A novel method based on the Hidden Markov Model is proposed to predict multistep attacks using IDS alerts. We consider the hidden states as similar phases of a particular type of attack. As a result, it can be easily adapted to multistep attacks and foresee the next steps of an attacker. To achieve this goal, a preliminary off-line training phase based on observations will be required. These observations are obtained by matching the IDS alert information with a database previously built for this purpose using a clusterization method from the CVE global database to avoid overfitting. The training model is performed using both unsupervised and supervised algorithms. Once the training is completed and probability matrices are computed, the prediction module compute the best state sequence based on the state probability for each step of the multistep attack in progress using the Viterbi and forward-backward algorithms. The training model includes the mean number of alerts and the number of alerts in progress to assist in obtaining the final attack probability.
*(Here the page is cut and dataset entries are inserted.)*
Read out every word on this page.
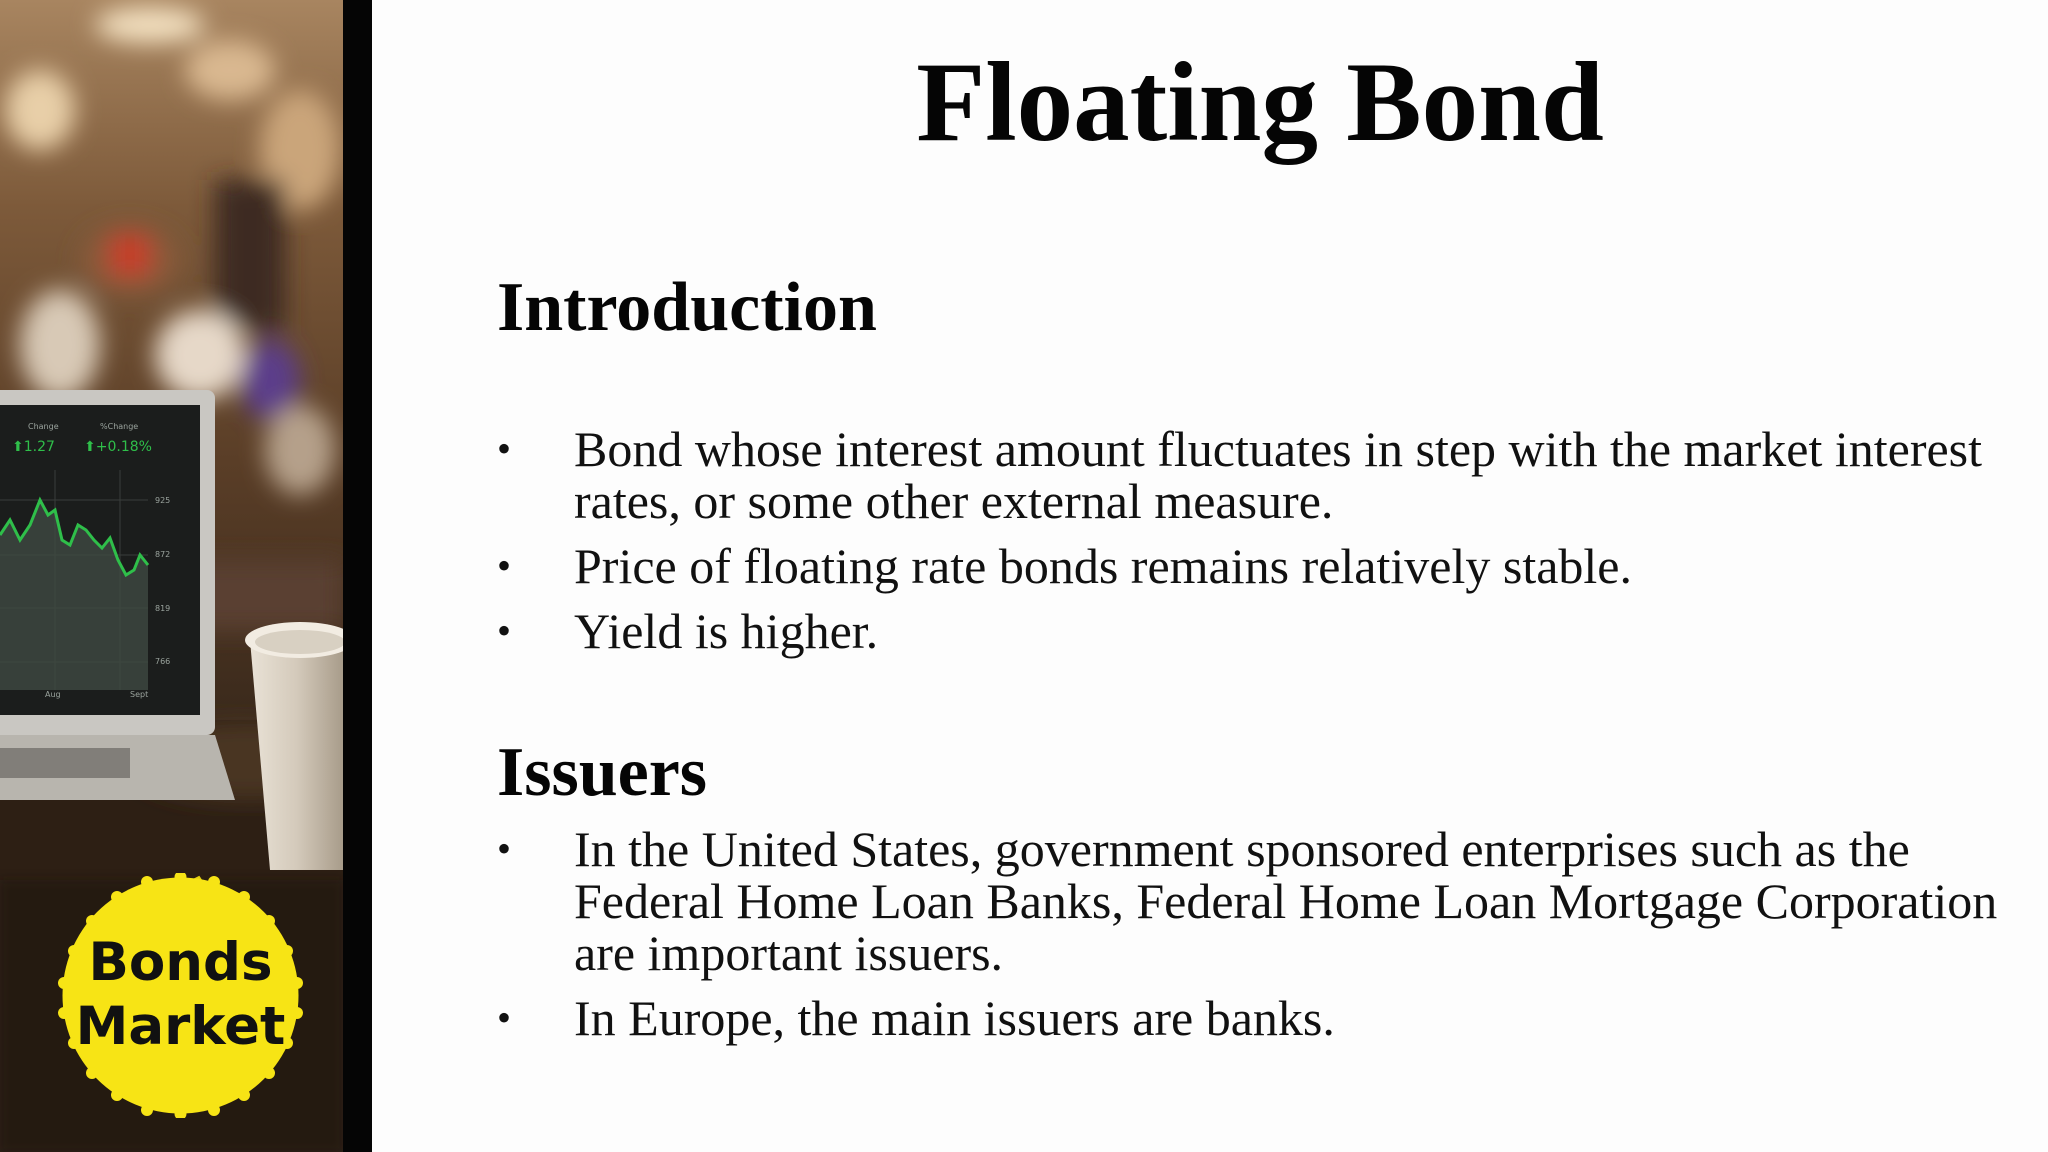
Change	%Change
⬆1.27 ⬆+0.18%
925
872
819
766
Aug	Sept
Bonds
Market
Floating Bond
Introduction
• Bond whose interest amount fluctuates in step with the market interest rates, or some other external measure.
• Price of floating rate bonds remains relatively stable.
• Yield is higher.
Issuers
• In the United States, government sponsored enterprises such as the Federal Home Loan Banks, Federal Home Loan Mortgage Corporation are important issuers.
• In Europe, the main issuers are banks.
The model is analyzed for DDoS phases because it is a great problem in all Internet services. The proposed method is validated into a virtual DDoS scenario using current vulnerabilities. The results proving the system's ability to perform real-time prediction.

中文翻译：

---

基于隐马尔可夫模型的实时多步攻击预测

提出了一种基于隐马尔可夫模型的新方法来使用 IDS 警报预测多步攻击。我们将隐藏状态视为特定类型攻击的相似阶段。因此，它可以轻松适应多步攻击并预见攻击者的下一步。为了实现这一目标，需要一个基于观察的初步离线训练阶段。这些观察结果是通过将 IDS 警报信息与先前为此目的使用 CVE 全局数据库中的聚类方法构建的数据库进行匹配来获得的，以避免过度拟合。训练模型是使用无监督和监督算法执行的。一旦训练完成并计算概率矩阵，预测模块使用 Viterbi 和前向后向算法，根据正在进行的多步攻击的每个步骤的状态概率计算最佳状态序列。训练模型包括平均警报数和正在进行的警报数，以帮助获得最终的攻击概率。该模型针对 DDoS 阶段进行了分析，因为它是所有 Internet 服务中的一个大问题。所提出的方法在使用当前漏洞的虚拟 DDoS 场景中得到验证。结果证明了系统执行实时预测的能力。该模型针对 DDoS 阶段进行了分析，因为它是所有 Internet 服务中的一个大问题。所提出的方法在使用当前漏洞的虚拟 DDoS 场景中得到验证。结果证明了系统执行实时预测的能力。该模型针对 DDoS 阶段进行了分析，因为它是所有 Internet 服务中的一个大问题。所提出的方法在使用当前漏洞的虚拟 DDoS 场景中得到验证。结果证明了系统执行实时预测的能力。